Bu karar davacı vekilince duruşma istemli olarak temyiz edilmiş, Dairemizin 23.10.2012 tarih, 2012/11983 Esas, 2012/22108 Karar sayılı ilamıyla; hükümdeki meblağın tavzih yoluyla açıklanması gerekirken, tavzih şartlarının oluşmadığı gerekçesiyle talebin reddine karar verilmesinin yasaya aykırı olduğu gerekçesiyle hükmün bozulmasına karar verilmiştir.
Dairemizin bozma ilamına uyma kararı alan mahkemece 04.06.2013 tarihli ilamla; 10.11.2009 tarih ve 2009/175 E 2009/368 K sayılı, 10/11/2009 tarihli gerekçeli kararın, hüküm bölümünün 1 Bendindeki "19.713,116 eski TL (19,17 yeni TL) sözcüklerinin 10.11.2009 tarih ve 2009/175 E sayılı nihai kısa karara uygun şekilde 19.713,11 TL olarak tavzihine, tavzih kararının kesinleşmesinden sonra 2009/175-368 E.; sayılı gerekçeli kararın altına şerh edilmesine karar verilmiş; hüküm taraf vekillerince temyiz edilmiştir.
Dosya kapsamından; mahkemece bozma ilamına uyularak 19.713.116 eski TL (19.71 yeni TL) nin davalıdan tahsiline karar verildiği, bu kararın da temyizi üzerine Dairemizin 2012/11983 esas sayılı ilamıyla, Yargıtay 13. Hukuk Dairesi"nin bozma ilamına uygun karar verilmiş olduğu halde, önceki bozmadaki gerekçeler gibi "hükümdeki meblağın tavzih yoluyla açıklanması gerekirken, tavzih şartlarının oluşmadığı gerekçesiyle talebin reddedilmesinin yasaya aykırı olduğu" gerekçesiyle kararın tekrar bozulduğu, ancak bozma kararının usul ve yasa hükümlerine uygun bulunmadığı yeniden inceleme ile anlaşılmaktadır.
Hal böyle olunca; Dairemizin 23.10.2012 tarih ve 2012/11983 Esas 2012/22108 karar sayılı kararı ile yerel mahkemenin önceki kararının sehven bozulduğu anlaşıldığından; mahkemenin, 22.11.2011 tarih, 2011/427 E.; 2011/425 K. sayılı kararı gibi yeniden hüküm kurması için hükmün bozulmasına karar verilmiştir.

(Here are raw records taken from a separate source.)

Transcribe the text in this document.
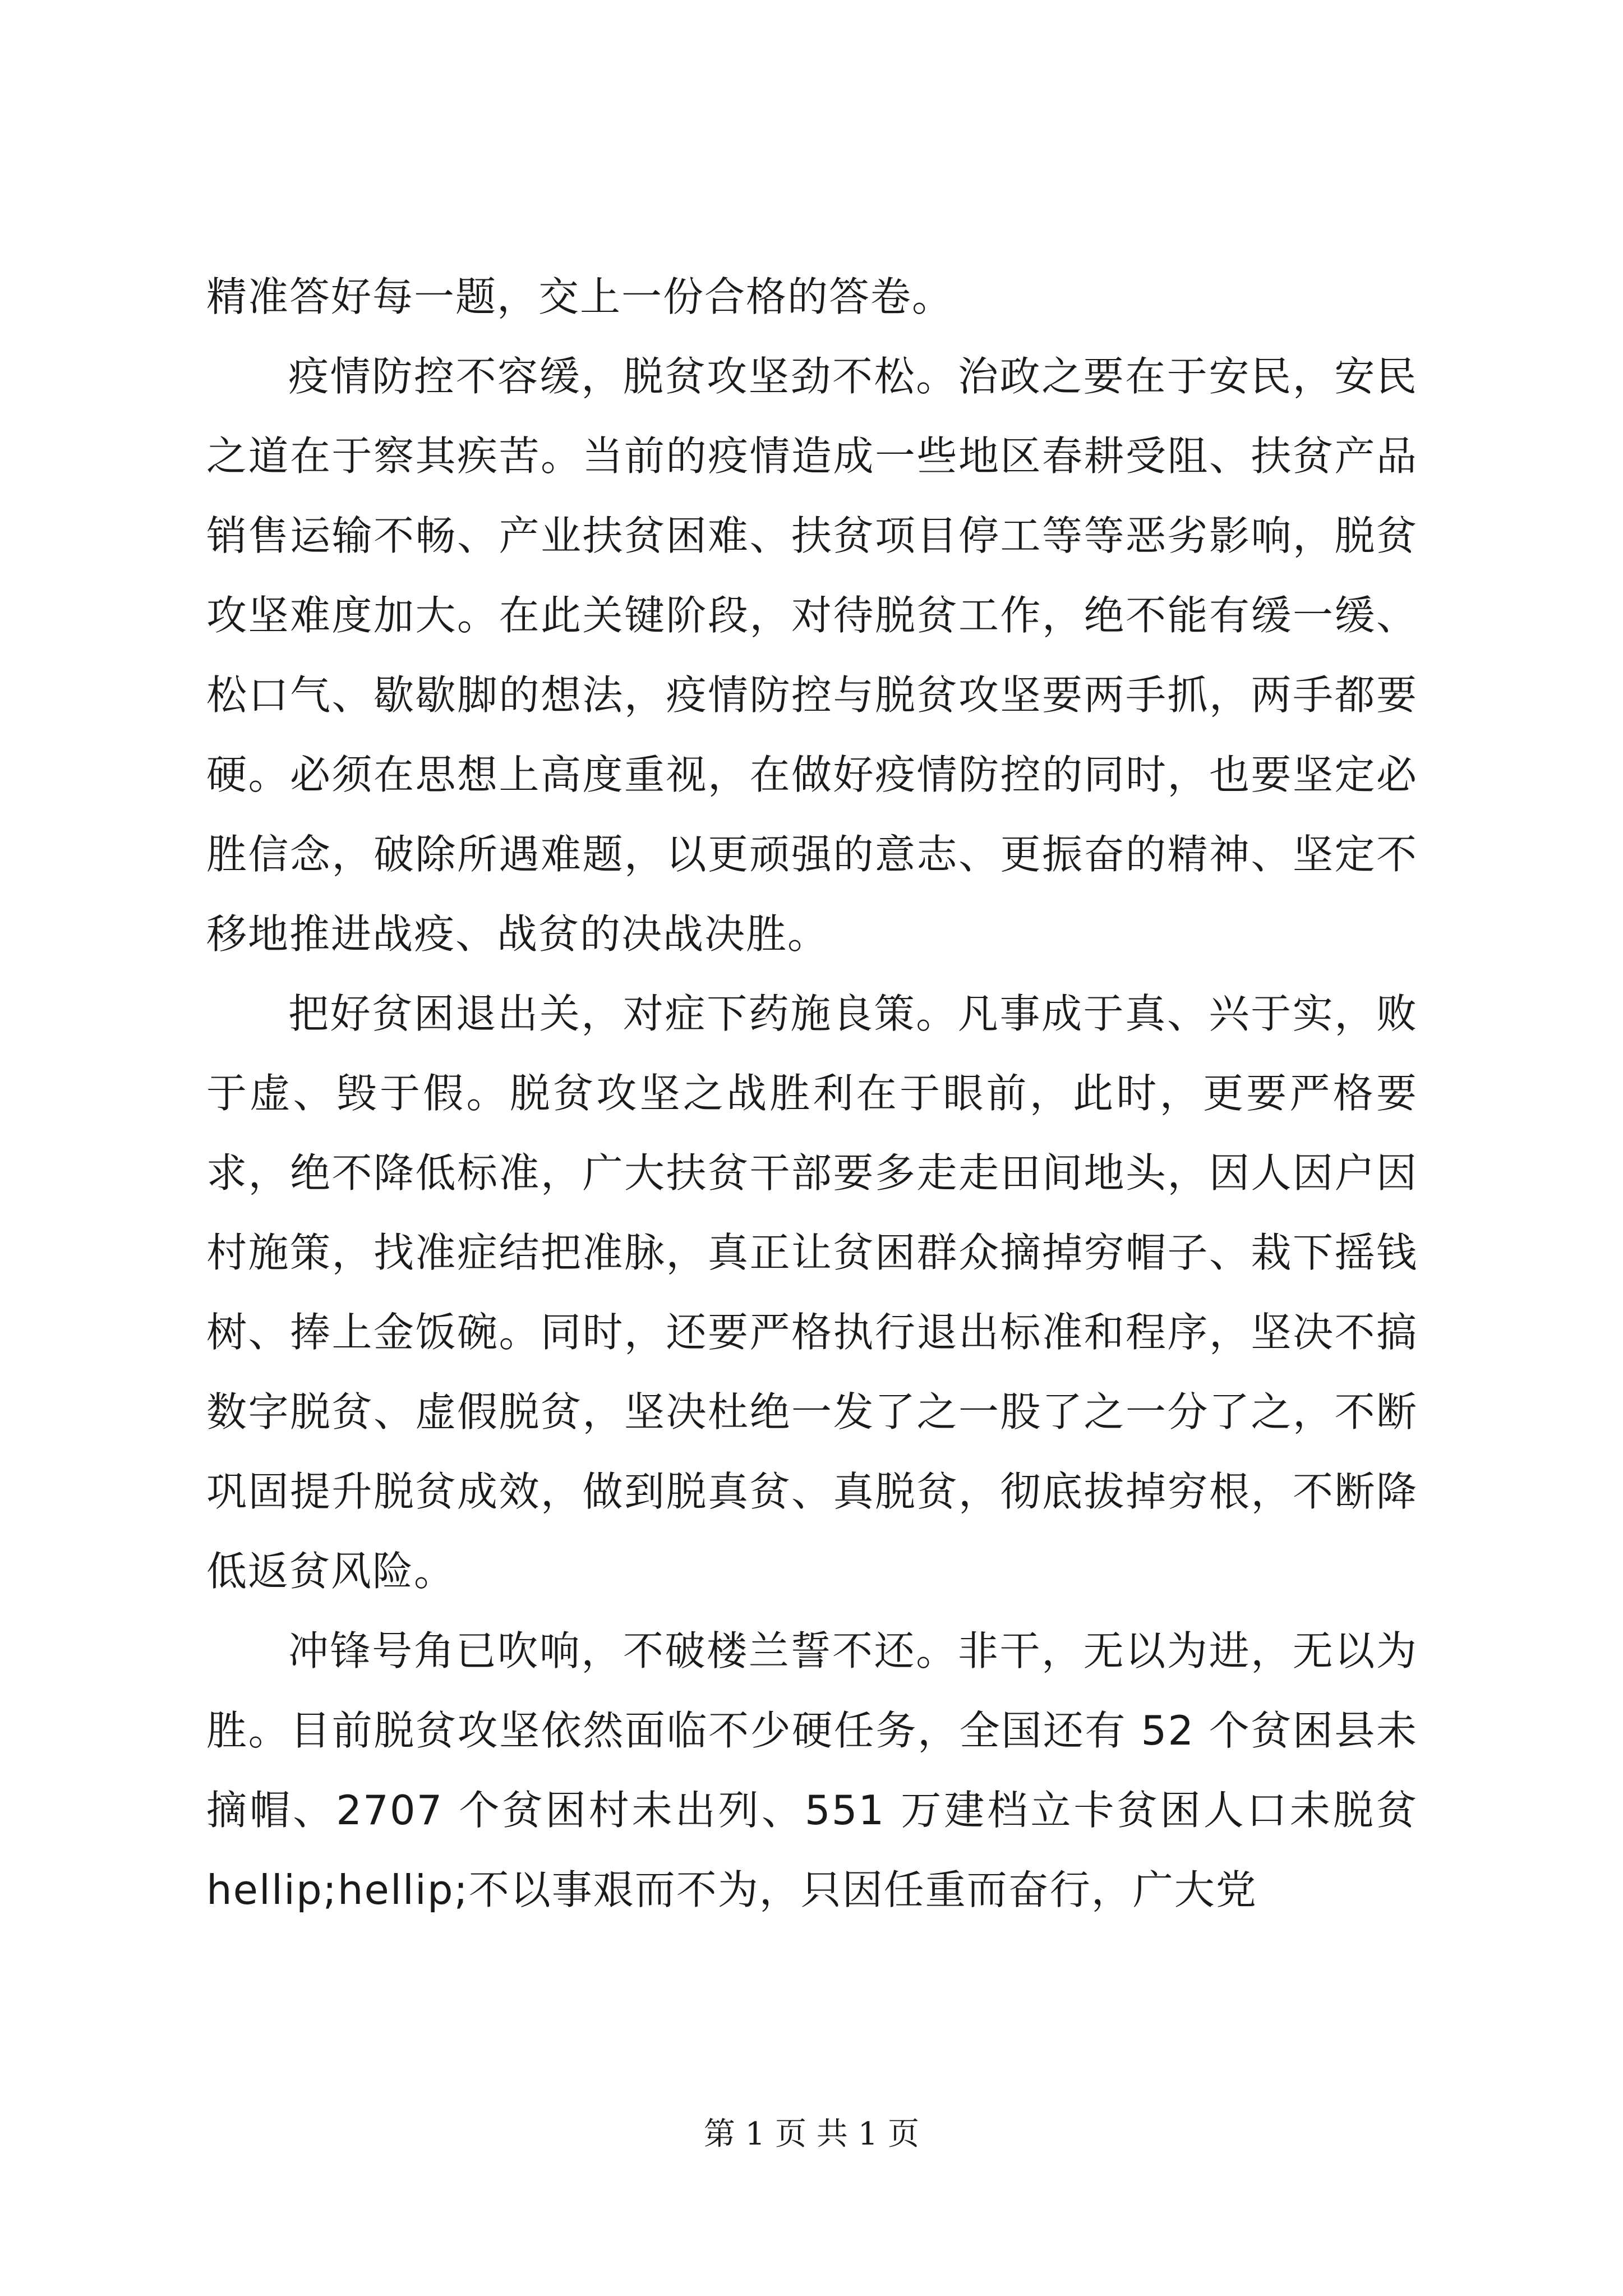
精准答好每一题，交上一份合格的答卷。

疫情防控不容缓，脱贫攻坚劲不松。治政之要在于安民，安民之道在于察其疾苦。当前的疫情造成一些地区春耕受阻、扶贫产品销售运输不畅、产业扶贫困难、扶贫项目停工等等恶劣影响，脱贫攻坚难度加大。在此关键阶段，对待脱贫工作，绝不能有缓一缓、松口气、歇歇脚的想法，疫情防控与脱贫攻坚要两手抓，两手都要硬。必须在思想上高度重视，在做好疫情防控的同时，也要坚定必胜信念，破除所遇难题，以更顽强的意志、更振奋的精神、坚定不移地推进战疫、战贫的决战决胜。

把好贫困退出关，对症下药施良策。凡事成于真、兴于实，败于虚、毁于假。脱贫攻坚之战胜利在于眼前，此时，更要严格要求，绝不降低标准，广大扶贫干部要多走走田间地头，因人因户因村施策，找准症结把准脉，真正让贫困群众摘掉穷帽子、栽下摇钱树、捧上金饭碗。同时，还要严格执行退出标准和程序，坚决不搞数字脱贫、虚假脱贫，坚决杜绝一发了之一股了之一分了之，不断巩固提升脱贫成效，做到脱真贫、真脱贫，彻底拔掉穷根，不断降低返贫风险。

冲锋号角已吹响，不破楼兰誓不还。非干，无以为进，无以为胜。目前脱贫攻坚依然面临不少硬任务，全国还有 52 个贫困县未摘帽、2707 个贫困村未出列、551 万建档立卡贫困人口未脱贫 hellip;hellip;不以事艰而不为，只因任重而奋行，广大党

第 1 页 共 1 页
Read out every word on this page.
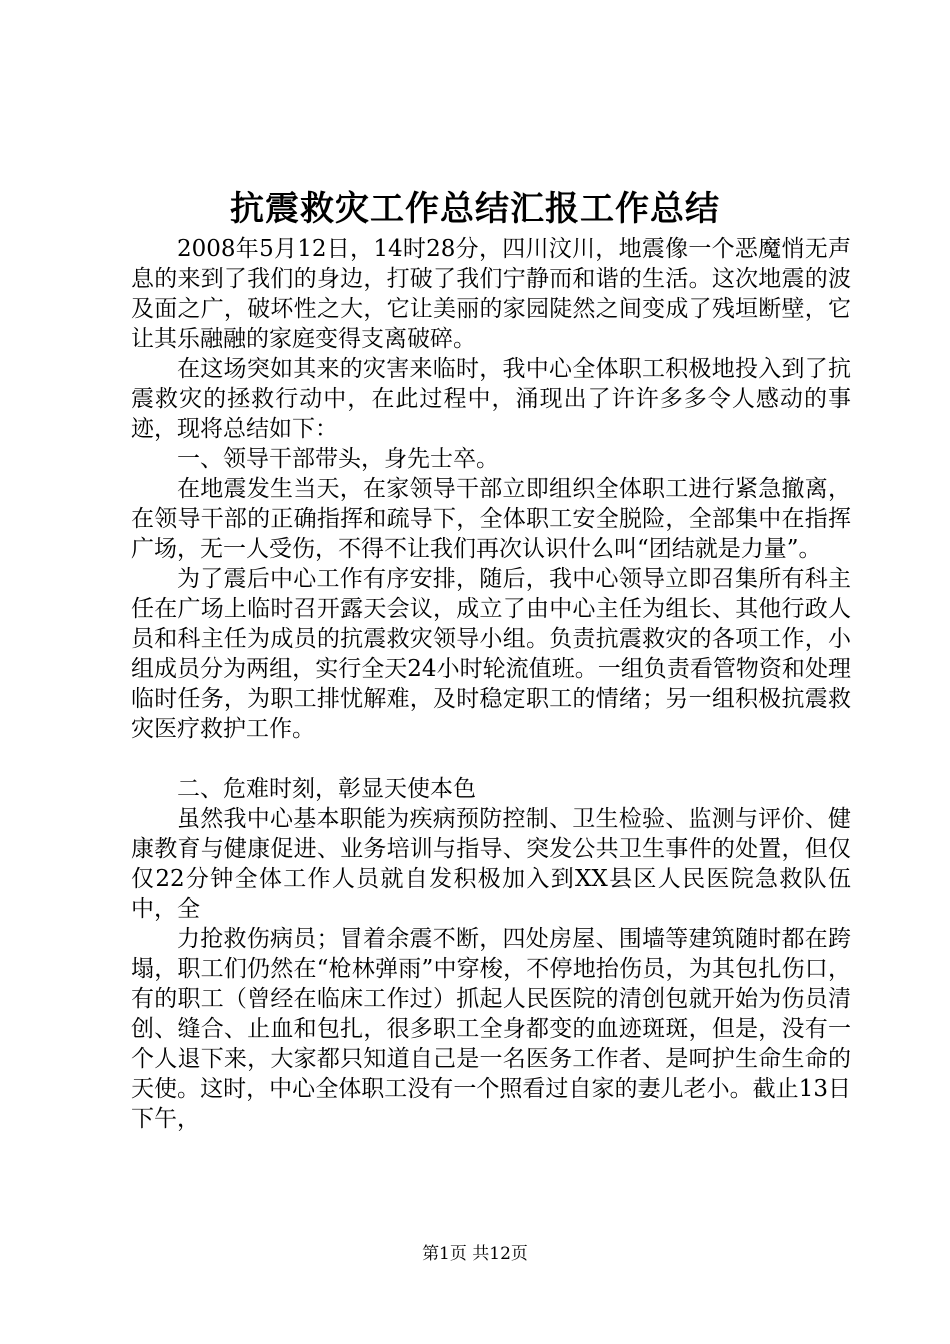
抗震救灾工作总结汇报工作总结

2008年5月12日，14时28分，四川汶川，地震像一个恶魔悄无声息的来到了我们的身边，打破了我们宁静而和谐的生活。这次地震的波及面之广，破坏性之大，它让美丽的家园陡然之间变成了残垣断壁，它让其乐融融的家庭变得支离破碎。

在这场突如其来的灾害来临时，我中心全体职工积极地投入到了抗震救灾的拯救行动中，在此过程中，涌现出了许许多多令人感动的事迹，现将总结如下：

一、领导干部带头，身先士卒。

在地震发生当天，在家领导干部立即组织全体职工进行紧急撤离，在领导干部的正确指挥和疏导下，全体职工安全脱险，全部集中在指挥广场，无一人受伤，不得不让我们再次认识什么叫“团结就是力量”。

为了震后中心工作有序安排，随后，我中心领导立即召集所有科主任在广场上临时召开露天会议，成立了由中心主任为组长、其他行政人员和科主任为成员的抗震救灾领导小组。负责抗震救灾的各项工作，小组成员分为两组，实行全天24小时轮流值班。一组负责看管物资和处理临时任务，为职工排忧解难，及时稳定职工的情绪；另一组积极抗震救灾医疗救护工作。

二、危难时刻，彰显天使本色

虽然我中心基本职能为疾病预防控制、卫生检验、监测与评价、健康教育与健康促进、业务培训与指导、突发公共卫生事件的处置，但仅仅22分钟全体工作人员就自发积极加入到XX县区人民医院急救队伍中，全

力抢救伤病员；冒着余震不断，四处房屋、围墙等建筑随时都在跨塌，职工们仍然在“枪林弹雨”中穿梭，不停地抬伤员，为其包扎伤口，有的职工（曾经在临床工作过）抓起人民医院的清创包就开始为伤员清创、缝合、止血和包扎，很多职工全身都变的血迹斑斑，但是，没有一个人退下来，大家都只知道自己是一名医务工作者、是呵护生命生命的天使。这时，中心全体职工没有一个照看过自家的妻儿老小。截止13日下午，

第1页 共12页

Bu itibarla yukarıda açıklanan esaslar gözönünde tutulmaksızın yazılı şekilde hüküm tesisi isabetsiz, temyiz itirazları bu nedenlerle yerinde olduğundan kabulü ile hükmün HUMK.nun 428.maddesi gereğince BOZULMASINA ve peşin alınan temyiz harcının istek halinde temyiz edene iadesine, 14.04.2014 tarihinde oybirliğiyle karar verildi.